Transportation officials say planning is key, as is giving yourself plenty of time and patience. Be aware of your surroundings, don’t leave your bags unattended and report any suspicious activity or unattended items.

For those people who will be driving, alternative routes may not necessarily guarantee a quicker trip, but experts recommend going during off-peak hours, early in the morning or late at night to avoid the biggest backups. Make sure your vehicle is ready for the road by scheduling a professional checkup and ensuring that your vehicle’s batteries and tires are in good condition before leaving home. Also, keep an emergency safety kit in your trunk.

In Virginia, the heaviest holiday traffic typically occurs after 11 a.m. Wednesday and from 10 a.m. to 10 p.m. Sunday. In Maryland, transportation officials say the best travel times are before 6 a.m. and after 11 p.m. Tuesday and Wednesday and before 9 a.m. and after 9 p.m. Thursday through Sunday.

For air travelers, the Friday, Tuesday and Wednesday before Thanksgiving and the Sunday and Monday after the holiday are traditionally the busiest at area airports. The Metropolitan Washington Airports Authority says travelers should expect full flights, full luggage bins aboard airplanes and more gridlock near airports.

If flying out of town, book parking in advance. If picking up someone, wait at the cellphone lot or park and greet visitors at the airport and avoid adding to the traffic congestion around the airport.

“Build enough time into your journey to navigate through check-in and security, and to stop for a bite to eat or buy a gift,” MWAA spokesman Rob Yingling said. For future holidays, he said, travelers should consider enrolling in the Transportation Security Administration’s PreCheck program or U.S. Customs and Border Protection’s Global Entry program to take advantage of expedited screening at participating airports.

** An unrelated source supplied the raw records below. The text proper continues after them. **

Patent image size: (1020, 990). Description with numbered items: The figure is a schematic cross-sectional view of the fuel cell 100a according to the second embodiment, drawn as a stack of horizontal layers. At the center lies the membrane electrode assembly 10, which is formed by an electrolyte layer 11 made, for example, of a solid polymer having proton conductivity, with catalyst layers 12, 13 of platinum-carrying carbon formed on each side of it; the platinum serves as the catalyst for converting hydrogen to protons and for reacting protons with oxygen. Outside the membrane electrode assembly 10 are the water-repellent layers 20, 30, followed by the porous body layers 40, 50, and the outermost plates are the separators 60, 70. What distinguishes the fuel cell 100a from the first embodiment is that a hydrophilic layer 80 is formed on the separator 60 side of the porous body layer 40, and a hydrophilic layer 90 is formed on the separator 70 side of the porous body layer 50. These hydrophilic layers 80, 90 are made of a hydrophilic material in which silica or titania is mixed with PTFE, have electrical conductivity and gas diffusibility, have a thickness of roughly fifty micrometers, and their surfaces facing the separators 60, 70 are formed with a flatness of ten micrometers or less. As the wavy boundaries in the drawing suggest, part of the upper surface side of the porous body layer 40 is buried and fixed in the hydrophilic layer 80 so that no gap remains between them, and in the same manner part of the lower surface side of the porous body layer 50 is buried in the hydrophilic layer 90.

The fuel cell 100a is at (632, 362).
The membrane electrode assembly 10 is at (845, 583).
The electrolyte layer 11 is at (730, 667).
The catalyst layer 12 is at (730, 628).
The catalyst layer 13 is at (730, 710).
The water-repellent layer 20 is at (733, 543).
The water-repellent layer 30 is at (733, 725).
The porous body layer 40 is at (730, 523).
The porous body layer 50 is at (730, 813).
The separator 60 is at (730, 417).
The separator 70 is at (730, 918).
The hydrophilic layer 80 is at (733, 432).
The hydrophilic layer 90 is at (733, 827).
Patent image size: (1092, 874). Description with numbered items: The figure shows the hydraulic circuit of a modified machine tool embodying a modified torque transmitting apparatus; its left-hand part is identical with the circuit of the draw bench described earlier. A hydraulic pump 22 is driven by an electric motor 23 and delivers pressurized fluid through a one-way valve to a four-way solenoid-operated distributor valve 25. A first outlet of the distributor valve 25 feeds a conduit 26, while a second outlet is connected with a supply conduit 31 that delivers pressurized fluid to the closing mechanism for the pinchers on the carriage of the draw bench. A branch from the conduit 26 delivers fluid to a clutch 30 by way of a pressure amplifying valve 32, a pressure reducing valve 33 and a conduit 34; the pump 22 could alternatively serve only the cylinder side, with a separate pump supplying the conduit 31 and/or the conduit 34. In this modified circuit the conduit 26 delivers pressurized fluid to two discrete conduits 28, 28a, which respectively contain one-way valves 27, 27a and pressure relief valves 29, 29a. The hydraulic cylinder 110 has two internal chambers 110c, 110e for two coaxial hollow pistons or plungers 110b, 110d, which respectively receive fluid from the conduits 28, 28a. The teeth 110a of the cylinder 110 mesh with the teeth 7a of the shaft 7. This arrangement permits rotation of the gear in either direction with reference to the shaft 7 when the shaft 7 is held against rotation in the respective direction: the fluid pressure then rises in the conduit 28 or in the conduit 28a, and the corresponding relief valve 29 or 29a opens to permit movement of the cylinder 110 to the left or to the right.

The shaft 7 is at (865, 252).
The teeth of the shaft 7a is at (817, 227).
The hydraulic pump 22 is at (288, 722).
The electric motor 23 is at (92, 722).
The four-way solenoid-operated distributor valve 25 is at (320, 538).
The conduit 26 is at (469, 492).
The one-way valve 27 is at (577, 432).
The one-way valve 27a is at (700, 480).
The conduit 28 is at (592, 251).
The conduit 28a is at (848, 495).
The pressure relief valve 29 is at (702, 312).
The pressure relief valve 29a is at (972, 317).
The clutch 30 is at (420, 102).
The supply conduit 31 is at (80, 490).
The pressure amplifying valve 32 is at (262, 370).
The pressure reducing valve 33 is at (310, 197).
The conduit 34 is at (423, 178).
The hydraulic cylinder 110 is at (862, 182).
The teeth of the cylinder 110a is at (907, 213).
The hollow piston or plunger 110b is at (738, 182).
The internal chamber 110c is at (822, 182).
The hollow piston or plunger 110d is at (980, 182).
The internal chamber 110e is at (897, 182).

The TSA says air travelers should expect more lines Thanksgiving week,the year’s top holiday for travel. Many TSA officers will be working overtime to help handle the large numbers of travelers, an agency spokeswoman said.

On the rails, the Tuesday and Wednesday before Thanksgiving and the Sunday after the holiday promise to be the busiest. Rail passengers should carry photo identification at all times, Amtrak said, because it may be requested aboard trains.

Amtrak is adding trains and seats on several routes across the country. In the Northeast Corridor, the Acela Express and Northeast Regional services will run full and extended schedules with more trains to expand capacity between Washington and Boston, Amtrak said.

And, just in time for the holidays, Amtrak recently upgraded WiFi on its Acela trains to make connectivity six times faster, part of upgrades to passenger service in the Northeast Corridor.

Wick Moorman, president and chief executive of Amtrak, said in a statement that Amtrak employees are preparing to boost the service during Thanksgiving week, the busiest period for rail travel. Last year, more than 751,000 people traveled on Amtrak during the holiday. The same demand is expected this year, the railroad said.

“We continue to focus on providing innovative and convenient travel options for our customers, and the Thanksgiving travel period is a great opportunity to put our best foot forward,” he said.